# taz.de -- Christopher Street Day in Berlin: Hunderttausende Menschen feiern
       
       > Unter dem Motto „Be their voice and ours – für mehr Empathie und
       > Solidarität“ fand zum 45. Mal der CSD statt. Auf Regierungsgebäuden wehte
       > die Regenbogenfahne.
       
       BERLIN afp | Hunderttausende Menschen haben am Samstag in Berlin ein
       lautstarkes und farbenfrohes Zeichen für Toleranz und geschlechtliche
       Vielfalt gesetzt. Die traditionsreiche Kundgebung [1][zum Christopher
       Street Day] verwandelte Berlins Innenstadt in eine Partyzone für Lesben,
       Schwule, Bisexuelle, trans* Frauen und Männer, intersexuelle und andere
       queere Menschen. Verbunden war die Feier mit politischen Forderungen zum
       Einsatz für eine offene Gesellschaft und gegen Hass und Ausgrenzung.

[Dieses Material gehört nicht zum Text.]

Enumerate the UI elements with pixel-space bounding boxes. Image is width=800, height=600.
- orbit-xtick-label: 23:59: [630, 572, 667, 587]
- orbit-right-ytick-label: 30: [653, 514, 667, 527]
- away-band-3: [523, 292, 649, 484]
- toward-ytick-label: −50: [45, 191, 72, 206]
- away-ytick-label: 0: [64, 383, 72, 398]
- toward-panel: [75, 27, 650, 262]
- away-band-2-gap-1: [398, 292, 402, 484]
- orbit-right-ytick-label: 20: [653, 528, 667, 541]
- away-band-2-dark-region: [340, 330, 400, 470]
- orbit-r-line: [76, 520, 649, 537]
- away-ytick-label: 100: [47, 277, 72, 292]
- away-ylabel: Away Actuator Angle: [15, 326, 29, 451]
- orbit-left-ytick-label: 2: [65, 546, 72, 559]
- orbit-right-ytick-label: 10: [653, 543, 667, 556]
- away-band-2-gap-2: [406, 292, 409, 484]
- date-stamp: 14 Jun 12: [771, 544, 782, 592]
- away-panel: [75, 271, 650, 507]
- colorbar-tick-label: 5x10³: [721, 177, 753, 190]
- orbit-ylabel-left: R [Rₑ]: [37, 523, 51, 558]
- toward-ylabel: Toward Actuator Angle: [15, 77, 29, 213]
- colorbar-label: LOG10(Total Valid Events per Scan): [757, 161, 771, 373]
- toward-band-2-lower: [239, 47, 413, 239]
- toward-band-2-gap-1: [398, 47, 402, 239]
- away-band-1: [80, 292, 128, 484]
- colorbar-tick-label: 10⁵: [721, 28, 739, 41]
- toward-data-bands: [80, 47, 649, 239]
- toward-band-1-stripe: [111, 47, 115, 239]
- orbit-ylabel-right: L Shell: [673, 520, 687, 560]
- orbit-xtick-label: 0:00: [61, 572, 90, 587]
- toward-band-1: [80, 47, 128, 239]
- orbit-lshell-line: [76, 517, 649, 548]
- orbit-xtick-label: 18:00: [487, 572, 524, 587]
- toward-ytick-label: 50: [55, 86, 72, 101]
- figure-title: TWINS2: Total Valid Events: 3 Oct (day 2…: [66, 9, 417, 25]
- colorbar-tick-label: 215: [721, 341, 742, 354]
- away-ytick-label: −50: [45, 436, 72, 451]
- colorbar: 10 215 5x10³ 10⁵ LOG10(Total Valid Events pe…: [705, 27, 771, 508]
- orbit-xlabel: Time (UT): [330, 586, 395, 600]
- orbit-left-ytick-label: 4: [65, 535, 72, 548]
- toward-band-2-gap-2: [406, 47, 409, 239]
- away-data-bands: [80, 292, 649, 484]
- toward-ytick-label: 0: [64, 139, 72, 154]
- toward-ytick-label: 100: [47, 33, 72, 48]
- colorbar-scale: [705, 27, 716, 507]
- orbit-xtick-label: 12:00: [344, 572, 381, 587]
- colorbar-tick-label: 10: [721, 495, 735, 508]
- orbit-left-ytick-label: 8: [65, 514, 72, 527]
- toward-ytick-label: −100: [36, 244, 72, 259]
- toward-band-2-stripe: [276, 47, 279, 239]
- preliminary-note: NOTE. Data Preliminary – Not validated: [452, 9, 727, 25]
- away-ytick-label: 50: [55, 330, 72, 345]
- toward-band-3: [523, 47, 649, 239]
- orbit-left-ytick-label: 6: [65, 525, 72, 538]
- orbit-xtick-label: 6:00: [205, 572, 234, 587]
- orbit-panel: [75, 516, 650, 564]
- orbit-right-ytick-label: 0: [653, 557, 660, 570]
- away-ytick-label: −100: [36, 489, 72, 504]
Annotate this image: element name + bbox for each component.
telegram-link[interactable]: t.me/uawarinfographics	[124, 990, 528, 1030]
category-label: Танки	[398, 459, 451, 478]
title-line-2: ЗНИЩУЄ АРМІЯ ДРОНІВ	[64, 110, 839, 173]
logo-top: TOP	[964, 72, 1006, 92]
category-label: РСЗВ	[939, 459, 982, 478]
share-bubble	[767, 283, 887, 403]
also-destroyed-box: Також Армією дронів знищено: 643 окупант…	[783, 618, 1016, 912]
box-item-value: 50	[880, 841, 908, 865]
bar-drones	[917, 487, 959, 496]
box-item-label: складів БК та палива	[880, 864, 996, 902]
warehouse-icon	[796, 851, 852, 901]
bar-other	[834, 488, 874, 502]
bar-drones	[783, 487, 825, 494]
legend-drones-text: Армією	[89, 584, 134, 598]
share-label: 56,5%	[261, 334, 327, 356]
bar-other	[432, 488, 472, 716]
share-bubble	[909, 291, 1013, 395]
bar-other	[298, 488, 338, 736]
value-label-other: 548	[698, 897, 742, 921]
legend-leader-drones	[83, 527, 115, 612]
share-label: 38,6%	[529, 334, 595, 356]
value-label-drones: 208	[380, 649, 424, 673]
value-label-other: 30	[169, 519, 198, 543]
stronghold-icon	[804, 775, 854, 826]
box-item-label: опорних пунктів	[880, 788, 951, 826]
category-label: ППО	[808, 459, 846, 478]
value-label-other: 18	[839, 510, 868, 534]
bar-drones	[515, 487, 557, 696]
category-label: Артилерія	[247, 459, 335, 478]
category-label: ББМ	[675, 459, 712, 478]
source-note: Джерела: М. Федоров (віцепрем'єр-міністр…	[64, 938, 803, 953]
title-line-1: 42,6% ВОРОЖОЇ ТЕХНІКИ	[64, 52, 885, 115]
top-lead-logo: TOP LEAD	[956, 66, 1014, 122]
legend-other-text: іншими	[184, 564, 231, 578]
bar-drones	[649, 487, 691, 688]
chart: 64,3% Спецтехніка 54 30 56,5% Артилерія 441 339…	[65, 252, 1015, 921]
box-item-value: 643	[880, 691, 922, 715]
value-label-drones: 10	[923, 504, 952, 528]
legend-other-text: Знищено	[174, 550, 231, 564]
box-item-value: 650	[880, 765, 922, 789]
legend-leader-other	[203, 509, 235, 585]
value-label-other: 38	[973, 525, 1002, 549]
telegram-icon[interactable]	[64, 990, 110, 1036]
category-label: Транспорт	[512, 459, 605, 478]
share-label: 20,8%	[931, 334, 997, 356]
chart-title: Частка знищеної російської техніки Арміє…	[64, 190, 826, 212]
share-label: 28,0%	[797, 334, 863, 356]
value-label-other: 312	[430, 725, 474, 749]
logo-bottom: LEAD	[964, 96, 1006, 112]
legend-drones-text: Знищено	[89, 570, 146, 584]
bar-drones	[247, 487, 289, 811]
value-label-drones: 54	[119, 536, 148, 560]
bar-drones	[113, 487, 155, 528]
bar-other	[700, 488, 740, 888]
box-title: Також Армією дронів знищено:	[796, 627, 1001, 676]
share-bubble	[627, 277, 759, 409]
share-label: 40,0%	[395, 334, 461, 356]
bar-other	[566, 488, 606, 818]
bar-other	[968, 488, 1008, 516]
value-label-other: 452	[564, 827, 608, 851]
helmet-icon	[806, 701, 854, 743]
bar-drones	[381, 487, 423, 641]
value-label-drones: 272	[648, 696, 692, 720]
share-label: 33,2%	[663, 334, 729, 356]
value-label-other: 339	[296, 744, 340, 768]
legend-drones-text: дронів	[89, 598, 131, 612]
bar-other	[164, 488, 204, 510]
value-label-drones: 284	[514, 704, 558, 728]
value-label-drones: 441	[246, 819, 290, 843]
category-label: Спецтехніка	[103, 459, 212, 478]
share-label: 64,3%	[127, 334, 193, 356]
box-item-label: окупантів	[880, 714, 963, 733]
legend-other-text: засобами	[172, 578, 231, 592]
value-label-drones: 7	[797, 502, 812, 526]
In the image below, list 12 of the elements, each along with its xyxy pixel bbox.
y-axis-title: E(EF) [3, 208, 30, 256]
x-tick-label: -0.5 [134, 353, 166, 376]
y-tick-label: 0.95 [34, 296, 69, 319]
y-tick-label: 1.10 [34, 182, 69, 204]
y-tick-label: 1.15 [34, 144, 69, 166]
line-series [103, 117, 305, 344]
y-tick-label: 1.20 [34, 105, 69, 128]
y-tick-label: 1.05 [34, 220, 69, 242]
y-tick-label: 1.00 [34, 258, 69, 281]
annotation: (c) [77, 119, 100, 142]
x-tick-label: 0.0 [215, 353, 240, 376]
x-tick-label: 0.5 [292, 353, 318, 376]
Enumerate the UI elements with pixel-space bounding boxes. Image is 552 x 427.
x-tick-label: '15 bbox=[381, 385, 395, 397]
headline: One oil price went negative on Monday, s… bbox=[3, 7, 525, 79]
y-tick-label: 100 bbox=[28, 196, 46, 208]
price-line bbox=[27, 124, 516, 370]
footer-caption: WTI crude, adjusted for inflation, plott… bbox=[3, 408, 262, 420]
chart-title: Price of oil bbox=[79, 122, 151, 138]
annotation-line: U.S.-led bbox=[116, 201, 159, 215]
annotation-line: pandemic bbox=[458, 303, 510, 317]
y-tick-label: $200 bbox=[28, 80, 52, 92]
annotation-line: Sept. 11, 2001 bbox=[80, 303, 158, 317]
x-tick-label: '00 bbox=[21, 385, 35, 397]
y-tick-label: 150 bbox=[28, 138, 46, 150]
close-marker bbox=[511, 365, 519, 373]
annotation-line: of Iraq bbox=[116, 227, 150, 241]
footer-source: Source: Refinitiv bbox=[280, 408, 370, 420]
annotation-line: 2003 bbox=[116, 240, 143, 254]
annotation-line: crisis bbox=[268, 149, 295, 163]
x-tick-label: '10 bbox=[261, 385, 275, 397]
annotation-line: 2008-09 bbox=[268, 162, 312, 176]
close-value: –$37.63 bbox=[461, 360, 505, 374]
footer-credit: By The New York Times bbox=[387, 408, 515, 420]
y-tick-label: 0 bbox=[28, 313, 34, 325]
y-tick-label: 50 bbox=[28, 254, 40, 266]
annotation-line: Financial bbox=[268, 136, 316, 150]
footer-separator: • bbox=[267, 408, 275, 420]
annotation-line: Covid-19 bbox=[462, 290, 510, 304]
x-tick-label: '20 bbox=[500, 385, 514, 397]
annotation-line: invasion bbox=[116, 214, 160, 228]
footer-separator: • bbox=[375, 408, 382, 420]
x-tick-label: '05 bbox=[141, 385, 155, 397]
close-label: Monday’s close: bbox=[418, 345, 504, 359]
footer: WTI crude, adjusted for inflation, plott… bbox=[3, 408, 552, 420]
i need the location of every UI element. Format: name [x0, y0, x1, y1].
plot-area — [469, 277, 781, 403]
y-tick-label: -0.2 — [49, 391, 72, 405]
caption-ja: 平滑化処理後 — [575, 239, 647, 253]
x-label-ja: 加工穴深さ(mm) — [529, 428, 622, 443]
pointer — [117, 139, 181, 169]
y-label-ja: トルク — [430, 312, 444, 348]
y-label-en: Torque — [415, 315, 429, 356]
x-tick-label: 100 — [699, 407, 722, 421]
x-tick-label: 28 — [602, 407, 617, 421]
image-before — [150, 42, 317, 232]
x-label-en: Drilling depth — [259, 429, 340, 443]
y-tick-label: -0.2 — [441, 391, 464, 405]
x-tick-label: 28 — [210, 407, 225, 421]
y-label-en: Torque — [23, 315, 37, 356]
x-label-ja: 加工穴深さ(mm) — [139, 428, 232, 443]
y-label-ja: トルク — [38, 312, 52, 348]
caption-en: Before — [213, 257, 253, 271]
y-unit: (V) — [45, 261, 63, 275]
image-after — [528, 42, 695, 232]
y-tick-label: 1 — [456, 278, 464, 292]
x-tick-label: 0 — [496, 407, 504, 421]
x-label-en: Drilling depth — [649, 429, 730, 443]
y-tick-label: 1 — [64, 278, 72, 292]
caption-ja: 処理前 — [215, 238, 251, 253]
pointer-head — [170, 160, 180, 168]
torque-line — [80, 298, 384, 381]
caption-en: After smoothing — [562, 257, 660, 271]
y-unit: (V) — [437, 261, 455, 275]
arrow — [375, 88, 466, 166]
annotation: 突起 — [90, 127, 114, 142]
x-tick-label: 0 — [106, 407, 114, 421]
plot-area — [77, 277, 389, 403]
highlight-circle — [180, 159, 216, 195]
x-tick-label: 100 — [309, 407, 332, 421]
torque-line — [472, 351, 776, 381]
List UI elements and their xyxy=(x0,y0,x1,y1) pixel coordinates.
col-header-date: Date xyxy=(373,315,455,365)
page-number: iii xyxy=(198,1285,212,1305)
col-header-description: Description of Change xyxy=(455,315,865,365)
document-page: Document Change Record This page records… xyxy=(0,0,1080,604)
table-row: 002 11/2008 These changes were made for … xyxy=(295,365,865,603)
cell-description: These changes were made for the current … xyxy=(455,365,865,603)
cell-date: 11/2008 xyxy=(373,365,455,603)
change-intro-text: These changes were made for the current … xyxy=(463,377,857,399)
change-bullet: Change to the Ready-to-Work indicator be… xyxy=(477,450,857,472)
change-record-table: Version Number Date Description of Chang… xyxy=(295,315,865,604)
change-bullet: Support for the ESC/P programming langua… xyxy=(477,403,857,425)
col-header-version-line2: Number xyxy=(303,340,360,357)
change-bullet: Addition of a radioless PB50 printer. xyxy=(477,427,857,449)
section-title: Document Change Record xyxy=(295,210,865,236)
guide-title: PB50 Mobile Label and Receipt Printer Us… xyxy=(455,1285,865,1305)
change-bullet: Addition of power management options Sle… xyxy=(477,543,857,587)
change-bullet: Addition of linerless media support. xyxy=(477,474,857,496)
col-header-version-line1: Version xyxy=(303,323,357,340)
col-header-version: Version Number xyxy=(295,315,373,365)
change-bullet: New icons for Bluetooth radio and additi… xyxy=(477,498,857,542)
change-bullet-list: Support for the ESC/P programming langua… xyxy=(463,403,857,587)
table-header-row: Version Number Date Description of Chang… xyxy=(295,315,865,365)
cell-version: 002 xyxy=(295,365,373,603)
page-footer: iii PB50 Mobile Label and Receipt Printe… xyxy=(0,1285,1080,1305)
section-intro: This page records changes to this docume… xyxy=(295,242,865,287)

Viele
       Solidaritätsbekundungen gab es für die Ukraine.
       
       Bundestagspräsidentin Bärbel Bas (SPD) wies in ihrer Begrüßungsansprache
       darauf hin, dass die Diskriminierung in Deutschland derzeit wieder zunehme.
       „Dagegen müssen wir uns alle wehren und auch gemeinsam dagegen aufstehen
       und Haltung zeigen“, forderte Bas.
       
       Berlins Bürgermeister Kai Wegner (CDU) sagte in seiner Ansprache: „Berlin
       ist die Stadt der Vielfalt.“ Er kündigte an, dass sich das Land Berlin
       unter seiner Führung dafür einsetzen wird, ein Verbot der Diskriminierung
       wegen sexueller Identität ins Grundgesetz aufzunehmen. Die Rede des
       CDU-Politikers ging teilweise in lauten Buh-Rufen unter.
       
       Schätzungen zur Zahl der Teilnehmenden wollten Polizei und Veranstalter
       zunächst nicht abgeben. Die Veranstalter hatten im Vorfeld mit etwa 500.000
       Teilnehmern gerechnet – deutlich mehr als im vergangenen Jahr, als rund
       350.000 Menschen beim Christopher Street Day in Berlin mitmachten. Die
       Kundgebung steht in diesem Jahr unter dem Motto „Be their voice and ours –
       für mehr Empathie und Solidarität“. Sie wird zum 45. Mal in der Stadt
       abgehalten.
       
       Am Vormittag hatte Kulturstaatsministerin Claudia Roth (Grüne) vor dem
       Bundeskanzleramt die Regenbogenflagge aufgezogen, das internationale Symbol
       der Schwulen- und Lesbenbewegung. Bundeskanzler Olaf Scholz (SPD) wünschte
       den Teilnehmern [2][im Kurzbotschaftendienst Twitter] eine fröhliche Feier.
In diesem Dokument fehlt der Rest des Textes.